In the title game, the Orange beat a balanced Kansas team. The roles will be reversed tonight in a South Regional semifinal when Syracuse brings its steady starters against Oklahoma and sophomore stud Blake Griffin, who is a virtual lock to be the national player of the year.

“This Syracuse team doesn’t have a Carmelo Anthony-type player,” CBS studio analyst Greg Anthony said. “But this team has incredible balance. They have done a great job of playing inside-outside basketball, with Paul Harris, Eric Devendorf and Jonny Flynn, through the first two rounds of the tournament.”

Facing top-level talent is something Syracuse should be used to playing in the Big East.

“Look, they beat UConn — and if you beat UConn, you can beat anybody. That’s the bottom line,” Anthony said.

Syracuse better hope that is true — if the Orange gets past Oklahoma, a likely matchup with top-seeded North Carolina awaits. The Tar Heels play Gonzaga in the South Region’s other semifinal.

“This is a very dangerous team with the talent to reach the Final Four,” Anthony said. “And Flynn has been a great decision-maker for this team. I like their chemistry.”

Anthony was the point guard for UNLV’s 1990 national-championship squad and knows what kind of effect a floor general like Flynn can have on a game of this magnitude.

“When you have a great ball handler who can fill it up offensively, that can be pretty comparable to having a player like Griffin,” Anthony said. “When your best player is your point guard, he is going to have the ball more . . . It’s easier to take the bigs out of the game than it is to take the guards of it.”

Syracuse already dodged one future NBA lottery pick when it beat James Harden and Arizona State, 78-67, to advance to this Sweet 16 matchup against the Sooners in Memphis.
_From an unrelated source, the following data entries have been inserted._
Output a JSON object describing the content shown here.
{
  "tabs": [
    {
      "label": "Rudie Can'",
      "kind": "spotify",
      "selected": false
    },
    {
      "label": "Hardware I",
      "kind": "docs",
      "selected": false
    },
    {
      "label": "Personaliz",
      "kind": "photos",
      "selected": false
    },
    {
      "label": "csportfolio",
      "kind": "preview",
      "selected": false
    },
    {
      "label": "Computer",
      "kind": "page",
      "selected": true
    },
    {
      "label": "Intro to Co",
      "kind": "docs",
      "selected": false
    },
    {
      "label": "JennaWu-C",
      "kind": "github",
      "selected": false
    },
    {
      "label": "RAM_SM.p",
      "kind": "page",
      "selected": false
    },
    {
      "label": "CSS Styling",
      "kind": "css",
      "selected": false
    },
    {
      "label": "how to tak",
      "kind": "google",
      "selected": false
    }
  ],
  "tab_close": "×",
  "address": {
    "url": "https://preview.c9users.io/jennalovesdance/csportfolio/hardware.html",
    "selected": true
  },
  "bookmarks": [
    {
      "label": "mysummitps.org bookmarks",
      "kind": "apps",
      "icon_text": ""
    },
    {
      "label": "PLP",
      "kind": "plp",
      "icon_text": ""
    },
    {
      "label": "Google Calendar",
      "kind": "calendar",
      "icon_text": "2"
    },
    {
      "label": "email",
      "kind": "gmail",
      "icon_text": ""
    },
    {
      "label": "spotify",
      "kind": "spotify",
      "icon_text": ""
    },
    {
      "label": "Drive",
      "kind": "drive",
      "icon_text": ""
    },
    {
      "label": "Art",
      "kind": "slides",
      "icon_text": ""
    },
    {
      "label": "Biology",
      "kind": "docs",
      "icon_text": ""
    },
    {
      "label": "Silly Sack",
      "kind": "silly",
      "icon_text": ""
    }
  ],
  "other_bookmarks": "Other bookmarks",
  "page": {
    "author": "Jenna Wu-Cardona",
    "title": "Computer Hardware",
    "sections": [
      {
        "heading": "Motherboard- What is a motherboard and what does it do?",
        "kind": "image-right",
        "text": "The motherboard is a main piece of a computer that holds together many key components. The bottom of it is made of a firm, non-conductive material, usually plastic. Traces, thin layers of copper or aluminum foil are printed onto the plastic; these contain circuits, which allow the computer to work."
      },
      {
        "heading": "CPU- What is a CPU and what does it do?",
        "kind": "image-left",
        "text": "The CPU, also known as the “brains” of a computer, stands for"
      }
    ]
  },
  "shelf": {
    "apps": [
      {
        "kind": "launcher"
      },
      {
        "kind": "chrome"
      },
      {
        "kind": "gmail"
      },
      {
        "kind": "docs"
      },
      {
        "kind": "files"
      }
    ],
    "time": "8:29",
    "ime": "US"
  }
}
But Harden, the Pac-10’s player of the year, became a shrinking violet in the team’s biggest game of the season, scoring 10 points on 10 shots.

Don’t expect Griffin, who scored 61 points in the first two rounds of the NCAA Tournament against Morgan State and Michigan, to provide a similar disappearing act.

“Unless you’ve played against him, it’s so hard to prepare for Griffin,” Anthony said. “He’s so much quicker and explosive than what you can game-plan for. When you have that much physical ability, it’s hard to prepare for it.”